In particular, the panel discussed various equity, diversity, and inclusion (EDI) policies at Canadian universities, and their impact on higher education. The panel also touched on the need for more research and reporting on topics like the practices of various granting agencies and the kinds of research projects they fund.
The panel, moderated by Trent University history professor Christopher Dummitt, featured:
- Paige MacPherson, associate director of education policy at the Fraser Institute. MacPherson said it’s hard to find common ground on education policy when there is disagreement about fundamental issues like whether there is a “reality-based truth” or only personal truth. She also pointed to a lack of knowledge-rich curriculum in K-12 education – like provincial history curricula that are neither chronological nor content-based. She said this lack of knowledge base is an impediment to preparing students to pursue truth at any level of education.
- Waller Newell, political science professor and co-director of the Centre for Liberal Education and Public Affairs at Carleton University, discussed obstacles to higher education reform. He said most faculty and administration are not on board with reform, and may seek to hire more like-minded people and circumvent government attempts at reform. He said there are also challenges to launching new universities in Canada, but enrichment courses from third parties to influence students before they enter university could help.
- Zachary Patterson, an associate professor of geography, planning, and environment at Concordia University, said the de facto mission of the Canadian university is antithetical to the university’s real mission: truth seeking. In Canada, that’s been replaced by a mission focused on equity and decolonization, resting on the belief that all knowledge is socially constructed by oppressors.
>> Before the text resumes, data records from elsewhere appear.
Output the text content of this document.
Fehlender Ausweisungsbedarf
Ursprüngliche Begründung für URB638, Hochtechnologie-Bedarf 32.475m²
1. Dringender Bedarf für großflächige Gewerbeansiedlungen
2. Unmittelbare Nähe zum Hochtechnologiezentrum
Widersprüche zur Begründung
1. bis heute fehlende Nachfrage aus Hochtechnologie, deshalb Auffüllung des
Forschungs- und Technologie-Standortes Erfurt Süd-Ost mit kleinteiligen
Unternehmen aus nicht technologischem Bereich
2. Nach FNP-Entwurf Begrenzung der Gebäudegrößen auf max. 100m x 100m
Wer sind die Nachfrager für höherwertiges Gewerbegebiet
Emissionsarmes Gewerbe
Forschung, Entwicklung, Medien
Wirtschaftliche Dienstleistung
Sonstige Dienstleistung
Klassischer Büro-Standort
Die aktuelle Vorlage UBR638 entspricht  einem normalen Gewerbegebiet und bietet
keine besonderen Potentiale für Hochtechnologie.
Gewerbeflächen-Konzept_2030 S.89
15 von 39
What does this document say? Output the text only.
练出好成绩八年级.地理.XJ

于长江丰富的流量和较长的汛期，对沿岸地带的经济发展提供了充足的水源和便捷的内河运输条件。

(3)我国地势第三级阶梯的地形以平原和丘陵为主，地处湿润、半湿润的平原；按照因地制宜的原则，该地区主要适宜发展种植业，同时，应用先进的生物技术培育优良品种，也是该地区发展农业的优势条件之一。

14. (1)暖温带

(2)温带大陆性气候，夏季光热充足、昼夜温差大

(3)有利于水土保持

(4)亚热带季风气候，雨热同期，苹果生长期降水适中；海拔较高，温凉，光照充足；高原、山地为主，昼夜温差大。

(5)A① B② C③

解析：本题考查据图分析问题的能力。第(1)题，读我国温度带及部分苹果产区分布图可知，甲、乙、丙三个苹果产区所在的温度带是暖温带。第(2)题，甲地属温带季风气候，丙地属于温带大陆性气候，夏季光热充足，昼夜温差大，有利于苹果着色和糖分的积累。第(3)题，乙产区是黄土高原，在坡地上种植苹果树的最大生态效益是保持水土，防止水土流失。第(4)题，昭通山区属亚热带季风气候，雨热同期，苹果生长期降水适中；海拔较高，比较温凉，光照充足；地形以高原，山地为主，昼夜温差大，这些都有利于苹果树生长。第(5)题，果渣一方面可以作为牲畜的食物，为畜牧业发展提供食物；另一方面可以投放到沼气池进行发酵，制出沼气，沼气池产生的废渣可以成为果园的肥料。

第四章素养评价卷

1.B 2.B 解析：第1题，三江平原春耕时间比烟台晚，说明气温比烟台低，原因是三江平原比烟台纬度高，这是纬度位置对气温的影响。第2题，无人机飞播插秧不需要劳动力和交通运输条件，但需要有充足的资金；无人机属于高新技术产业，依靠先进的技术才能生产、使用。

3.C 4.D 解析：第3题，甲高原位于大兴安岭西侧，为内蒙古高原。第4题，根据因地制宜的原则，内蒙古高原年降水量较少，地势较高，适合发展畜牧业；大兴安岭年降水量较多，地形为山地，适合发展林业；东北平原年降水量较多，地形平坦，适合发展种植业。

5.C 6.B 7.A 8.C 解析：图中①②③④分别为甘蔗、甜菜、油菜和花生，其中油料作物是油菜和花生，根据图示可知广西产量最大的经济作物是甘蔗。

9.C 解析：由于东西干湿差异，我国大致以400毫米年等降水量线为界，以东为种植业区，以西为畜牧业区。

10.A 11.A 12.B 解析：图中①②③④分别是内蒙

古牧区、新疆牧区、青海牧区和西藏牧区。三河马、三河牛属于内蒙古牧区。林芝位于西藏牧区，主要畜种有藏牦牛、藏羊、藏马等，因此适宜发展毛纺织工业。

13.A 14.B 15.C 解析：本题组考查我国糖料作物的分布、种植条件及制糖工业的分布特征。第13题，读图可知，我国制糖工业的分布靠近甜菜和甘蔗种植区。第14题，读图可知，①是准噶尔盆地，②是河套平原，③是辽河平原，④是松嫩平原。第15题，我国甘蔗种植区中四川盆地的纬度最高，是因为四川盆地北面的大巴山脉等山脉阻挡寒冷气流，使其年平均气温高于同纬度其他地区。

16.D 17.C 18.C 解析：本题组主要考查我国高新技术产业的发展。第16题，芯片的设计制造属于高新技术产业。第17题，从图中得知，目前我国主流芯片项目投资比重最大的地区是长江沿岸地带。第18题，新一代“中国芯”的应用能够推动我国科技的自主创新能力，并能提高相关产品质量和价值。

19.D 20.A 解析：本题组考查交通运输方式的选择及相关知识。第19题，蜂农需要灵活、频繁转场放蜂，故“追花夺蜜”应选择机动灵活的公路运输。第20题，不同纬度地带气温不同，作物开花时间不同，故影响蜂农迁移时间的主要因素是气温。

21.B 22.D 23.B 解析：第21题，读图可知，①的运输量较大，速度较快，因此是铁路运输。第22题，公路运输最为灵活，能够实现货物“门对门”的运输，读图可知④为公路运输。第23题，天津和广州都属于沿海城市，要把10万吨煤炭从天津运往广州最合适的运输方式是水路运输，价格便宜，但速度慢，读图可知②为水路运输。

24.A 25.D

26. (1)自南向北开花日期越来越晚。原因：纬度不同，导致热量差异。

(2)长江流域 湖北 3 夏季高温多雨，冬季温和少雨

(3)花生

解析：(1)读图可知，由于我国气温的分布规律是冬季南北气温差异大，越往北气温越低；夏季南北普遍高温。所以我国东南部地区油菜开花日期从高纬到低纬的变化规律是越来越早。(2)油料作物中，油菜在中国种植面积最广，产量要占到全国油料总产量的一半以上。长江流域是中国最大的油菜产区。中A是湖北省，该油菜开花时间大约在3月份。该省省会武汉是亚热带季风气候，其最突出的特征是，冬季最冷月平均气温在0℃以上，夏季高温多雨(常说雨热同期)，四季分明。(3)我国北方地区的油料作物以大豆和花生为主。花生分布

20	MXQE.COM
He said Canadian youth go through a university system that is “hostile to the foundational institutions of Canada that have made it peaceful, orderly, and well-governed.” This includes hostility towards freedom of speech, free enterprise, the rule of law, and family, with few professors prepared to defend these foundations.
- Dave Snow, associate professor in the Department of Political Science at the University of Guelph, said his study of the key federal granting agencies that fund most research in Canada found that there had been a rise in “activist EDI” language in the titles of grants, but that these agencies were not fully captured. He said more research is needed to determine if these agencies are upstream or downstream of the shift towards more activist academic research. He said the answer to this question will provide insight into whether overhauling these granting agencies is a solution to addressing the rise in activist research projects.